Brilliant . “That’s fine. So … have I got a job?”
“Thirty-five pence a tray. Full punnets, no rotten fruit, or you’ll be picking the whole tray again. No stones, or you’re out.”
“That’s fine. Can I turn up this afternoon?”
“Ye-es. Do you have a name?”
I’m so relieved I blurt out, “Holly,” even as I realize giving a false name might be cleverer. There’s a poster by the railway bridge advertising Rothmans cigarettes so I say, “Holly Rothmans,” and regret it straightaway. Should have chosen something forgettable like Tracy Smith, but I’m stuck with it now.
“Holly Bossman, is it?”
“Holly Rothmans . Like the cigarettes.”
“Cigarettes, is it? I smoke a pipe, me.”
“How do I get to your farm?”
“Our pickers make their own way here. We’re no taxi service.”
“I know. That’s why I’m asking you directions.”
“It’s very simple.”
I bloody hope so, ’cause at this rate I’ll run out of coins. “Okay.”
“First you cross the bridge onto the Isle of Sheppey. Then you ask for Black Elm Farm.” With that, Gabriel Harty hangs up.
ROCHESTER CASTLE SITS by the Medway River like a giant model, and a big black lion guards the iron bridge. I pat its paw for good luck as I pass. The girders groan as trucks go over and my feet are aching, but I’m pretty pleased with myself; only twenty-four hours ago I was a weeping bruise, but I just passed my first-ever job interview and next week’s sorted, at least. Black Elm Farm’ll be a place to lie low and get some money together. I think of small bombs going off in Gravesend, one by one. Dad’ll go round to Vinny’s later, I reckon: “Oh, morning, I believe you’ve been sleeping with my underage daughter; I’m not leaving till I’ve spoken with her.” Ka-booom!
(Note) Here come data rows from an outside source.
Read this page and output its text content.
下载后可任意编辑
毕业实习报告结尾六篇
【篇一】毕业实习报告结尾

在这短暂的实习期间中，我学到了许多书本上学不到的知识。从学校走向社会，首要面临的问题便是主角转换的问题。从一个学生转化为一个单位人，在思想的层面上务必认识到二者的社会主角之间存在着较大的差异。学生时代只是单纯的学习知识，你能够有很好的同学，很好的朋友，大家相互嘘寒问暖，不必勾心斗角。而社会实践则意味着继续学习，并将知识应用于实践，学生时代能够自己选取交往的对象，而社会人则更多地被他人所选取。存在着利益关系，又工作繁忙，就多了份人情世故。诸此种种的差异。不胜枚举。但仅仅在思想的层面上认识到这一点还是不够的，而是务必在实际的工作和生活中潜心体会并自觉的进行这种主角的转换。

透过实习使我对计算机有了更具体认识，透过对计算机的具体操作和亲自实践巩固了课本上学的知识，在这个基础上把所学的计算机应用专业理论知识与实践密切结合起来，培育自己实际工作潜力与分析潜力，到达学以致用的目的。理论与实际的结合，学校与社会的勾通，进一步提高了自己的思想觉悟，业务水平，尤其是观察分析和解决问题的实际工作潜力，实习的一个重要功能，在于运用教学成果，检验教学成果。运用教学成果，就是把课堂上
Vinny’s ferrety face. Ka-boom! Dad’ll rush back to tell Mam I’m not there either. Ka-boom! Mam’ll start replaying that slap, over and over. Then she’ll march round to Vinny’s. Shit, meet Fan. Fan, this is Shit. Mam’ll leave Vinny splattered down the hallway and hurry to Brendan and Ruth’s to see if I’m there. Brendan’ll report I was on my way to Stella Yearwood’s yesterday morning, so he and Mam’ll stomp off there. Stella’ll be all, “No, Mrs. Sykes, she was never here, actually I was out, I’ve got no idea,” but she knows a heat-seeker missile’s heading her way. Monday comes and goes, and Tuesday, then on Wednesday school’ll phone ’cause I’m missing exams. Mr. Nixon’ll say to her, “So let me get this straight, Mrs. Sykes. Your daughter’s been missing since Saturday morning?” Mam’ll mumble ’bout a small disagreement. Dad’ll start wanting details, like what she said to me, and what she means by “a little slap.” How little? Ka-boom, ka-boom, ka-boom . She’ll lose it and and snap, “I already feckin’ told you, Dave!” and go upstairs to the kitchen, and as she’s looking out over the river, she’ll be thinking, She’s only fifteen, anything could’ve happened … Serve her bloody right.